Planète
Vingt ans après, la boue indonésienne continue d’engloutir vies et espoirs
Le 29 mai 2006, une éruption de boue dévastatrice submergeait l’est de Java. Vingt ans plus tard, les habitants déplacés réclament toujours justice et réparation.
Harwati a joint les mains pour prier au bord du lac de boue qui ne cesse de s’étendre, entourée d’une dizaine de résidents réunis pour commémorer le désastre. Ce rassemblement, organisé vendredi, visait à rappeler au gouvernement que les conséquences de l’immense coulée de boue pèsent encore sur la vie des sinistrés. « Même si les présidents se succèdent, nous espérons toujours que le gouvernement nous rendra justice », a déclaré cette femme de cinquante ans, pour qui la catastrophe est « loin » d’être terminée.
Les éruptions, probablement déclenchées en partie par des forages d’une compagnie pétrolière, ont détruit au moins une douzaine de villages et contraint des dizaines de milliers de personnes à l’exode.
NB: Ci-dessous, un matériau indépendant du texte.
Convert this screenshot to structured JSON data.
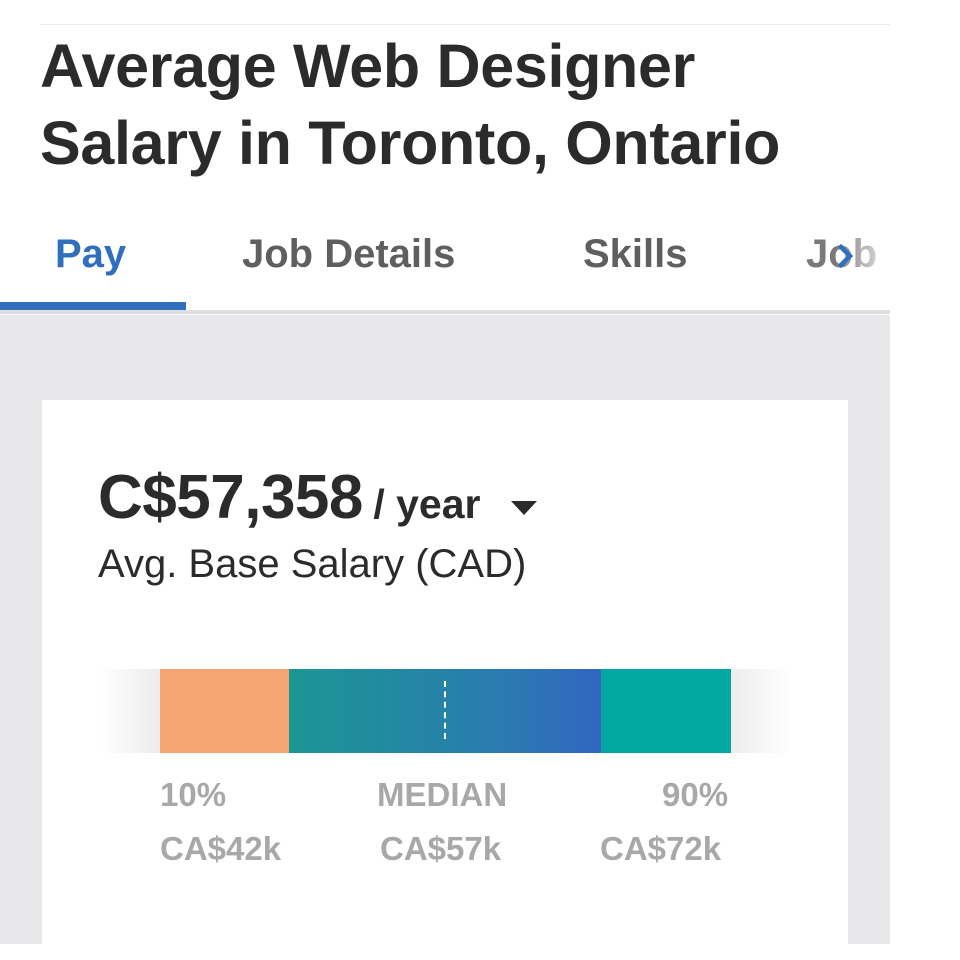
{
  "page": {
    "title": "Average Web Designer Salary in Toronto, Ontario"
  },
  "tabs": [
    {
      "label": "Pay",
      "active": true
    },
    {
      "label": "Job Details",
      "active": false
    },
    {
      "label": "Skills",
      "active": false
    },
    {
      "label": "Job",
      "active": false
    }
  ],
  "salary": {
    "amount": "C$57,358",
    "period": "/ year",
    "subtitle": "Avg. Base Salary (CAD)"
  },
  "range": {
    "low": {
      "percentile": "10%",
      "value": "CA$42k"
    },
    "median": {
      "percentile": "MEDIAN",
      "value": "CA$57k"
    },
    "high": {
      "percentile": "90%",
      "value": "CA$72k"
    }
  },
  "colors": {
    "accent": "#2f6fbd",
    "low_segment": "#f5a571",
    "mid_segment_start": "#1b9694",
    "mid_segment_end": "#3266c0",
    "high_segment": "#00a8a0"
  },
  "icons": {
    "dropdown": "caret-down-icon",
    "tab_scroll": "chevron-right-icon"
  }
}
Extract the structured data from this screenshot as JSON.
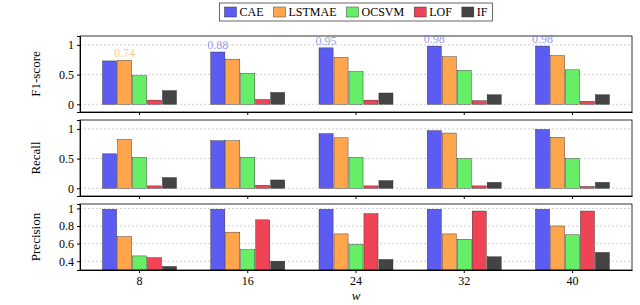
{
  "chart_data": [
    {
      "type": "bar",
      "y_label": "F1-score",
      "categories": [
        "8",
        "16",
        "24",
        "32",
        "40"
      ],
      "ylim": [
        -0.13,
        1.15
      ],
      "yticks": [
        0,
        0.5,
        1
      ],
      "grid": true,
      "legend": "top",
      "tick_labels": "y",
      "series": [
        {
          "name": "CAE",
          "color": "#5c5cf2",
          "values": [
            0.73,
            0.88,
            0.95,
            0.98,
            0.98
          ]
        },
        {
          "name": "LSTMAE",
          "color": "#ffa64d",
          "values": [
            0.74,
            0.76,
            0.79,
            0.8,
            0.82
          ]
        },
        {
          "name": "OCSVM",
          "color": "#66ee66",
          "values": [
            0.48,
            0.52,
            0.55,
            0.57,
            0.58
          ]
        },
        {
          "name": "LOF",
          "color": "#ee4455",
          "values": [
            0.07,
            0.08,
            0.07,
            0.06,
            0.05
          ]
        },
        {
          "name": "IF",
          "color": "#444444",
          "values": [
            0.23,
            0.2,
            0.19,
            0.16,
            0.16
          ]
        }
      ],
      "annotations": [
        {
          "text": "0.74",
          "x": "8",
          "y": 0.74,
          "series": "LSTMAE"
        },
        {
          "text": "0.88",
          "x": "16",
          "y": 0.88,
          "series": "CAE"
        },
        {
          "text": "0.95",
          "x": "24",
          "y": 0.95,
          "series": "CAE"
        },
        {
          "text": "0.98",
          "x": "32",
          "y": 0.98,
          "series": "CAE"
        },
        {
          "text": "0.98",
          "x": "40",
          "y": 0.98,
          "series": "CAE"
        }
      ]
    },
    {
      "type": "bar",
      "y_label": "Recall",
      "categories": [
        "8",
        "16",
        "24",
        "32",
        "40"
      ],
      "ylim": [
        -0.13,
        1.15
      ],
      "yticks": [
        0,
        0.5,
        1
      ],
      "grid": true,
      "tick_labels": "y",
      "series": [
        {
          "name": "CAE",
          "color": "#5c5cf2",
          "values": [
            0.58,
            0.8,
            0.92,
            0.97,
            0.99
          ]
        },
        {
          "name": "LSTMAE",
          "color": "#ffa64d",
          "values": [
            0.82,
            0.8,
            0.85,
            0.93,
            0.86
          ]
        },
        {
          "name": "OCSVM",
          "color": "#66ee66",
          "values": [
            0.52,
            0.52,
            0.52,
            0.5,
            0.5
          ]
        },
        {
          "name": "LOF",
          "color": "#ee4455",
          "values": [
            0.04,
            0.05,
            0.04,
            0.04,
            0.03
          ]
        },
        {
          "name": "IF",
          "color": "#444444",
          "values": [
            0.18,
            0.14,
            0.13,
            0.1,
            0.1
          ]
        }
      ]
    },
    {
      "type": "bar",
      "y_label": "Precision",
      "x_label": "w",
      "categories": [
        "8",
        "16",
        "24",
        "32",
        "40"
      ],
      "ylim": [
        0.3,
        1.05
      ],
      "yticks": [
        0.4,
        0.6,
        0.8,
        1
      ],
      "grid": true,
      "series": [
        {
          "name": "CAE",
          "color": "#5c5cf2",
          "values": [
            0.99,
            0.99,
            0.99,
            0.99,
            0.99
          ]
        },
        {
          "name": "LSTMAE",
          "color": "#ffa64d",
          "values": [
            0.68,
            0.73,
            0.71,
            0.71,
            0.8
          ]
        },
        {
          "name": "OCSVM",
          "color": "#66ee66",
          "values": [
            0.46,
            0.53,
            0.59,
            0.65,
            0.7
          ]
        },
        {
          "name": "LOF",
          "color": "#ee4455",
          "values": [
            0.44,
            0.87,
            0.94,
            0.97,
            0.97
          ]
        },
        {
          "name": "IF",
          "color": "#444444",
          "values": [
            0.34,
            0.4,
            0.42,
            0.45,
            0.5
          ]
        }
      ]
    }
  ]
}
Treize personnes ont perdu la vie lors de l’explosion d’un gazoduc souterrain dans la zone sinistrée. Comme beaucoup, Harwati exige que les autorités mènent une étude approfondie sur les effets sanitaires de la boue, affirmant que de nombreux villageois ont développé des cancers depuis. Selon les autorités, plus de six cents hectares ont été engloutis, et les tentatives pour colmater la fuite, notamment avec d’énormes boules de béton, se sont révélées vaines.
Muhammad Irsyad a dû quitter son village en 2012, ne supportant plus la pollution qui s’infiltrait dans le puits dont sa famille dépendait pour cuisiner et se laver. « Quand je voulais prendre un bain, mes yeux piquaient au contact de l’eau », confie cet homme de soixante-deux ans, encore « en colère ». Vingt ans après, il tente toujours de « réorganiser » sa vie, sa famille survivant grâce à un stand de nourriture et à la vente d’eau potable.
Des études indépendantes attribuent la catastrophe à la fois aux forages de la société pétrolière et gazière PT Lapindo Brantas et au séisme survenu deux jours plus tôt à environ deux cent soixante kilomètres de là. Lapindo, appartenant à l’empire commercial de la famille Bakrie, a été condamnée à indemniser les victimes, mais les paiements ont traîné, suscitant la colère. Le gouvernement est finalement intervenu en prêtant les fonds nécessaires pour accélérer les versements. M. Irsyad qualifie d’« injustice » le recours à l’argent public pour ces indemnisations, estimant que l’entreprise devait assumer ses responsabilités.
Sollicitée pour un commentaire, la société, devenue Minarak Brantas Gas, n’a pas répondu dans l’immédiat, mais avait auparavant déclaré qu’aucune corrélation n’avait pu être prouvée entre ses activités de forage et l’éruption de boue. De leur côté, des groupes de protection de l’environnement constatent une pollution persistante des eaux souterraines à proximité, provoquant des maladies chez les habitants. « Après deux décennies, la destruction de la santé, de l’environnement et des bases de production des populations n’est pas terminée », souligne Melky Nahar, coordinateur de l’ONG Mining Advocacy Network.